In the ACLU’s blog, Principal Technologist and Senior Policy Analyst Chris Soghoian wrote:
“Google’s Android operating system now has more than 75% of the smartphone market, yet the majority of these devices are running software that is out of date, often with known, exploitable security vulnerabilities that have not been patched. For consumers running these devices, there is no legitimate software upgrade path. The problem isn’t that consumers aren’t installing updates, but rather, that updates simply aren’t available. Although Google’s engineers regularly fix software flaws in the Android operating system, these fixes aren’t packaged up and pushed to consumers by the wireless carriers and their handset manufacturer partners.”
As the ACLU hints in that last sentence, carriers aren’t the only culprit here. Before they can send out an Android update, carriers have to wait until handset makers tweak Google’s code for their own purposes since no one – save Google – is running a generic version of Android on their devices. Recently, Android device makers have gotten faster at releasing updates for their phones, but it’s by no means instantaneous.
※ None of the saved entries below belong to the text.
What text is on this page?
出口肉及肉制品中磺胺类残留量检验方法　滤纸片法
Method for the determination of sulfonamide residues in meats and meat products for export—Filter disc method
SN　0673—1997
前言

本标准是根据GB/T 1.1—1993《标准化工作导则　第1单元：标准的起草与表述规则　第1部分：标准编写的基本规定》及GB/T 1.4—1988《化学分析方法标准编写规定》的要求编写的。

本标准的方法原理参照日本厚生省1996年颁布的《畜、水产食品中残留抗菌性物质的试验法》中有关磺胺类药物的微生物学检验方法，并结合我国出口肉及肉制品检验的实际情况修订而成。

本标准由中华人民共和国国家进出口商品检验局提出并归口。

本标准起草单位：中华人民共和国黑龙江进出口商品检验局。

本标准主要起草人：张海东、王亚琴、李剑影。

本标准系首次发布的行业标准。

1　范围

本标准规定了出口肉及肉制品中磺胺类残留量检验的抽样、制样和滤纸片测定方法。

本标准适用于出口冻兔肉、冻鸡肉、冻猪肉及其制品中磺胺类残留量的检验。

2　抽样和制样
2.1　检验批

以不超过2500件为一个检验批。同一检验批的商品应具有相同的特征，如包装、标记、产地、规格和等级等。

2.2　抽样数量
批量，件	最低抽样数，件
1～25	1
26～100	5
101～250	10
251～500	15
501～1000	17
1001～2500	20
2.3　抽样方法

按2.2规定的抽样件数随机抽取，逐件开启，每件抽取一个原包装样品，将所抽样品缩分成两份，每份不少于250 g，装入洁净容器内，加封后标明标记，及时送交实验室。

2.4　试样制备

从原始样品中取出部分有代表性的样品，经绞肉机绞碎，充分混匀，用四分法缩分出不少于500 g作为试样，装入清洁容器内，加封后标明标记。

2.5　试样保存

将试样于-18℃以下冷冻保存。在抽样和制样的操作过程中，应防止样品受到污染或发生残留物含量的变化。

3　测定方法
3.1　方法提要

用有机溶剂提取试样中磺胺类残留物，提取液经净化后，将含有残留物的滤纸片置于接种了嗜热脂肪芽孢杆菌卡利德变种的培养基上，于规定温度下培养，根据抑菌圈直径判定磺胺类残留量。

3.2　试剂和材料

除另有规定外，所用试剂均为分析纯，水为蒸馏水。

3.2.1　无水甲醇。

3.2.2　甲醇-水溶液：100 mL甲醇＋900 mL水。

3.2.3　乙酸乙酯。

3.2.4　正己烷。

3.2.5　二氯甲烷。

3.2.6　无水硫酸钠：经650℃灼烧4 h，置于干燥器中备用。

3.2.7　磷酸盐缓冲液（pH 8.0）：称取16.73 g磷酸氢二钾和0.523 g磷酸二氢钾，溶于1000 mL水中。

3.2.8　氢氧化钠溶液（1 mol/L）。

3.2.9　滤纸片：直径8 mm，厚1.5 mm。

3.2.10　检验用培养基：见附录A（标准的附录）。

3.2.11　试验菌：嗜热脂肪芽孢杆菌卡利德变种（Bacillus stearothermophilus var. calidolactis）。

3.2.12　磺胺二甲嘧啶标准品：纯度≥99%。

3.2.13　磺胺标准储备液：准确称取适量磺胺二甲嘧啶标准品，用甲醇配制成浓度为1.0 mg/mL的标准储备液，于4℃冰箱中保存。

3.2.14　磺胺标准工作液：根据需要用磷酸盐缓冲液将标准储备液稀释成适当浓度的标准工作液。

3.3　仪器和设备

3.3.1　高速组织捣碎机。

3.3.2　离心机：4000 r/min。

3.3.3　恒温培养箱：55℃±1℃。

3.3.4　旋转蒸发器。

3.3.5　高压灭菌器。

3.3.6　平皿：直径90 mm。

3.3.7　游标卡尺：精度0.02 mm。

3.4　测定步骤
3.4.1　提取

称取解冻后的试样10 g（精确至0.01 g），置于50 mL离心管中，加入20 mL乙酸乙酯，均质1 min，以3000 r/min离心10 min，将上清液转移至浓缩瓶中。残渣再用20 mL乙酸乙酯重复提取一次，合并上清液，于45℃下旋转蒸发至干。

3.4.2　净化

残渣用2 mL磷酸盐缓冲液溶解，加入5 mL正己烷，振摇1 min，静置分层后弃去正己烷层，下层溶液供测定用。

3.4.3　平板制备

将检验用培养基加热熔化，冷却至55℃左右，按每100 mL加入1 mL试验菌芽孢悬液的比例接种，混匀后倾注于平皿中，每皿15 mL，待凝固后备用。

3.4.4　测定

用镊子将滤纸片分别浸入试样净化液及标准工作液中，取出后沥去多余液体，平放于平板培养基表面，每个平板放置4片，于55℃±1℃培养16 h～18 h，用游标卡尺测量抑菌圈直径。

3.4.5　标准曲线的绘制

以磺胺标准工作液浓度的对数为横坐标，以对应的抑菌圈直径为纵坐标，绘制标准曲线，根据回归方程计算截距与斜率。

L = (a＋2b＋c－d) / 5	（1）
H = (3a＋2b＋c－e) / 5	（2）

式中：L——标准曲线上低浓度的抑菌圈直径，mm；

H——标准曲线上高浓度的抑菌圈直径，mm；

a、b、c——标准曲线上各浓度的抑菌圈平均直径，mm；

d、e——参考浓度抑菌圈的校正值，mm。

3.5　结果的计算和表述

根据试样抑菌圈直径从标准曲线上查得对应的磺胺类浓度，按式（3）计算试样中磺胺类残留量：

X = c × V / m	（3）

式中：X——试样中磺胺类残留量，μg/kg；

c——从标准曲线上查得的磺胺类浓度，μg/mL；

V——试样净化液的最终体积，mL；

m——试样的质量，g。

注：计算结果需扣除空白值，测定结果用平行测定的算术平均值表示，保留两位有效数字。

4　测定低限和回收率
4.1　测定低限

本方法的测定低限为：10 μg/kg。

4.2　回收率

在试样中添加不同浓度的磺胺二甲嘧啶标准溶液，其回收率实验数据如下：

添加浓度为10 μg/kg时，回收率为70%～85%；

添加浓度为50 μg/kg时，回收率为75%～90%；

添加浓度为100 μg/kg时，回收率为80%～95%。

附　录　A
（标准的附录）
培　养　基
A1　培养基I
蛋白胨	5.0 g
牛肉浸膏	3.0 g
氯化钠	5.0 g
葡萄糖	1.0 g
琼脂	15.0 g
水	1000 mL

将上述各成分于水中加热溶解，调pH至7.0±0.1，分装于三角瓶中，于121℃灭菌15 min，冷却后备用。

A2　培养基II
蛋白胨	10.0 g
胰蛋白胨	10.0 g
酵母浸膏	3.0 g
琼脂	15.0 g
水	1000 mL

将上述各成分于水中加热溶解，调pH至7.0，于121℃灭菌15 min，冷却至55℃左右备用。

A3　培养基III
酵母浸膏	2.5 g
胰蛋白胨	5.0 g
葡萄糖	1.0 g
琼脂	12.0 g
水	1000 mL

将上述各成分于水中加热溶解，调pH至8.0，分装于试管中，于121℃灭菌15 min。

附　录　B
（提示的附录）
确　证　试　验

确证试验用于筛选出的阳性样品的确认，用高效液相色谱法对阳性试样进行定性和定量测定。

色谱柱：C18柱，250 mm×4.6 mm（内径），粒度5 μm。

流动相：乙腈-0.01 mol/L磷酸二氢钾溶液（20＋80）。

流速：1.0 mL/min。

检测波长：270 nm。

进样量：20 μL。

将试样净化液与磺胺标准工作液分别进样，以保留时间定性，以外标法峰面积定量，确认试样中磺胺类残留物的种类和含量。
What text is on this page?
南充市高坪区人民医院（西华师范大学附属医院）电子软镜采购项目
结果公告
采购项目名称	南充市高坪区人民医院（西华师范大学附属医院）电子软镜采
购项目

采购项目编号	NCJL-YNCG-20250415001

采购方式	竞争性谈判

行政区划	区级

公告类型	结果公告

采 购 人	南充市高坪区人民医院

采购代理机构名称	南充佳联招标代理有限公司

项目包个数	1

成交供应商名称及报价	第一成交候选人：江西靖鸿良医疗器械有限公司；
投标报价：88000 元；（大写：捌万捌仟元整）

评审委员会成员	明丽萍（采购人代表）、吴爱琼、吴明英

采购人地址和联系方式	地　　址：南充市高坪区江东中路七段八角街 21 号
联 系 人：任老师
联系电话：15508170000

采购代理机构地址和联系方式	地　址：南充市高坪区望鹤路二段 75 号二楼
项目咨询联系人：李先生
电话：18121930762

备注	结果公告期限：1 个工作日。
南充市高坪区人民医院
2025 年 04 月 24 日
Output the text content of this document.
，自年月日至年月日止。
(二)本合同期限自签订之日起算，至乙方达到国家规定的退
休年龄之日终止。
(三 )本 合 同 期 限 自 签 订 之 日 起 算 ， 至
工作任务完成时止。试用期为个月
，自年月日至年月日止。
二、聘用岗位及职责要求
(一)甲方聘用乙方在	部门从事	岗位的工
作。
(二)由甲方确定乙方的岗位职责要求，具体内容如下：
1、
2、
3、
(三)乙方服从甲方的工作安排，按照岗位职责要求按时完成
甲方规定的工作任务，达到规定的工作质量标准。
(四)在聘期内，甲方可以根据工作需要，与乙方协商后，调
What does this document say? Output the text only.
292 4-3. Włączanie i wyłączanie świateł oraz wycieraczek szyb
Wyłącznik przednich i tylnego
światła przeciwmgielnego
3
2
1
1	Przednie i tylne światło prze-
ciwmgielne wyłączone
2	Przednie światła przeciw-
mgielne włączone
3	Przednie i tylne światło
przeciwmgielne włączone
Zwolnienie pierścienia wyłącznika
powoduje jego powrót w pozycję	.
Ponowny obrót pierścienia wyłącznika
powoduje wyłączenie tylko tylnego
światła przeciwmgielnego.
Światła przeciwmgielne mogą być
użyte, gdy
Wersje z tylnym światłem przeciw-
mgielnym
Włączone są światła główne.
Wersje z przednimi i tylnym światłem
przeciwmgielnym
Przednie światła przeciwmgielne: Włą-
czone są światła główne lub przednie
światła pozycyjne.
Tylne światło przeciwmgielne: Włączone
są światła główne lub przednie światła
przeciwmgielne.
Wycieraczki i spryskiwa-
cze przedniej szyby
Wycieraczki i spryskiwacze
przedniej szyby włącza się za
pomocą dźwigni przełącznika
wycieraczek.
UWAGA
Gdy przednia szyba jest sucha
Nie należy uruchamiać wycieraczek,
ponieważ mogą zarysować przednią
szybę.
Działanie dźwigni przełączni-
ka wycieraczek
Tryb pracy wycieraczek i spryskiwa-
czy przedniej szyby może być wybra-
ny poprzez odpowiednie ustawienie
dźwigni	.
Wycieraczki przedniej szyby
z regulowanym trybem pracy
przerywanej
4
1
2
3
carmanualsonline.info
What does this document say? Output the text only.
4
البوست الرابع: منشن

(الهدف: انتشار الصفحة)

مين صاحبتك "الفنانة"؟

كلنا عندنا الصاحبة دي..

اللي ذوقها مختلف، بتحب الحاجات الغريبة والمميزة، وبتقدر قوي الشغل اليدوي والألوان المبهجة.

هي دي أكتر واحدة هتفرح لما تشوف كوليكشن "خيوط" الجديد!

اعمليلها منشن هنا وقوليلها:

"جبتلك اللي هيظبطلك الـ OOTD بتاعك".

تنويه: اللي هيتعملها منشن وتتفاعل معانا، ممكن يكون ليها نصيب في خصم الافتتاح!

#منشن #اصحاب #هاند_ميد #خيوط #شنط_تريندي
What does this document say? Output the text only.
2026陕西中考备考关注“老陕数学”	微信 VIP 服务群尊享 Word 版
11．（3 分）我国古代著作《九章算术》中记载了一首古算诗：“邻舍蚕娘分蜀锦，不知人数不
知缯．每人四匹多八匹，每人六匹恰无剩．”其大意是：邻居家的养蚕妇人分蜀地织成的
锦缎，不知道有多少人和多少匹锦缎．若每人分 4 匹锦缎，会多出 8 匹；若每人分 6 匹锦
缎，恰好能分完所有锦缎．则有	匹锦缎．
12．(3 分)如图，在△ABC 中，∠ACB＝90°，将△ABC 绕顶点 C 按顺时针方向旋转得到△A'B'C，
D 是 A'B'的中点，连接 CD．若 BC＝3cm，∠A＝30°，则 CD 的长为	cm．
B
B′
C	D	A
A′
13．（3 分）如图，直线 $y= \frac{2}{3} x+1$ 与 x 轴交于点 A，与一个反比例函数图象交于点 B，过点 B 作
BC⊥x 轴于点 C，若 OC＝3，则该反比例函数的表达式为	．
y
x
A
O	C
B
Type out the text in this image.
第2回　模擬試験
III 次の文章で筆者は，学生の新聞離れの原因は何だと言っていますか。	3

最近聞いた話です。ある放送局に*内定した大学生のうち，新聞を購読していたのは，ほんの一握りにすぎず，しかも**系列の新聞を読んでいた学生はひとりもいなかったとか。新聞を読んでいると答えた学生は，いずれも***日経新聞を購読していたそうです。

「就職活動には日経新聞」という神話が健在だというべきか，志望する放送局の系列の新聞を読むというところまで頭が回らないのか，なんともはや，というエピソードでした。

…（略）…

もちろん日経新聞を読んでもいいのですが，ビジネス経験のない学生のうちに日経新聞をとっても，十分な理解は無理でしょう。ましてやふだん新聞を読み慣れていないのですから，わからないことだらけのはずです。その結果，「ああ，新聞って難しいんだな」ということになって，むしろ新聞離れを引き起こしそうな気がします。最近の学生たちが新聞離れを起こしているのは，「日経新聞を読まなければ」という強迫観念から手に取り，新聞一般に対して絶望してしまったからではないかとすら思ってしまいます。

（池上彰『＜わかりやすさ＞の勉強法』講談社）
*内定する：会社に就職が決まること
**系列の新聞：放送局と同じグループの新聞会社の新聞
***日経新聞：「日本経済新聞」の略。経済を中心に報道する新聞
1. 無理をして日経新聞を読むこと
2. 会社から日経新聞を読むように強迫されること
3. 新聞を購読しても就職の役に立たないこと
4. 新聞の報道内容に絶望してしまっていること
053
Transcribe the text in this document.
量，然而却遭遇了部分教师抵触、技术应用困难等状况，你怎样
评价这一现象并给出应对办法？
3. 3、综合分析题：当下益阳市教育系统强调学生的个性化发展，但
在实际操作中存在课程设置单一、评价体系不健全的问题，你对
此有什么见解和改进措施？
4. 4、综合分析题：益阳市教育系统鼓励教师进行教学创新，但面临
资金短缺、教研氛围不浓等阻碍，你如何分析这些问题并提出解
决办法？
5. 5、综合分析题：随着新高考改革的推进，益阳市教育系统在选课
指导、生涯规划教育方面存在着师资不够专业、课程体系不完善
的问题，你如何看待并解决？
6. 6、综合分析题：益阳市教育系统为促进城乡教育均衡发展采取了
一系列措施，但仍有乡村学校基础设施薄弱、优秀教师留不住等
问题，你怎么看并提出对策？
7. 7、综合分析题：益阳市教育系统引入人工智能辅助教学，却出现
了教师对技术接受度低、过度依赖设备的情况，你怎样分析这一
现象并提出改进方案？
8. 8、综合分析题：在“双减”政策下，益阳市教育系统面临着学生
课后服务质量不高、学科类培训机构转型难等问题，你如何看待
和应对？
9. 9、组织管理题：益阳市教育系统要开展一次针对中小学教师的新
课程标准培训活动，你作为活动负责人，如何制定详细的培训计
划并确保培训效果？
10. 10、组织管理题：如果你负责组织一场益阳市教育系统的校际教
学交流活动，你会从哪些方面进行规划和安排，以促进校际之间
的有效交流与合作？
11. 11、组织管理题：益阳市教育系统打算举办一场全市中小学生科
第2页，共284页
Still, carriers are definitely a large part of the bottleneck, often asking for Android features to be removed from a build for competitive reasons. A case in point is Verizon’s disabling of Google Wallet(s vz)(s vod) on its NFC-capable phones. The fragmentation and politics of the Android ecosystem has led my colleague Kevin Tofel to call for Google to take back control of Android’s distribution from carriers and device makers.
Getting timely updates for services and features is one thing, but the ACLU is saying that critical security fixes are getting lost in the shuffle. Carrier industry group CTIA didn’t comment directly on the ACLU’s accusations, but it did imply that the threat of security vulnerabilities in the U.S. was overblown. In a statement, CTIA VP of Cybersecurity and Technology John Marinho said:
“Based on recent reports, U.S. wireless networks are among the most secure in the world because the carriers and the overall mobile industry are vigilant in preventing and protecting against malicious attacks. In addition, most U.S. wireless users shop at trusted application stores, which is why we have an app infection rate of less than 2 percent. Meanwhile, many other countries have app infection rates that are more than 10 times greater, and in the case of Russia, the app infection rate is reported at more than 90 percent.”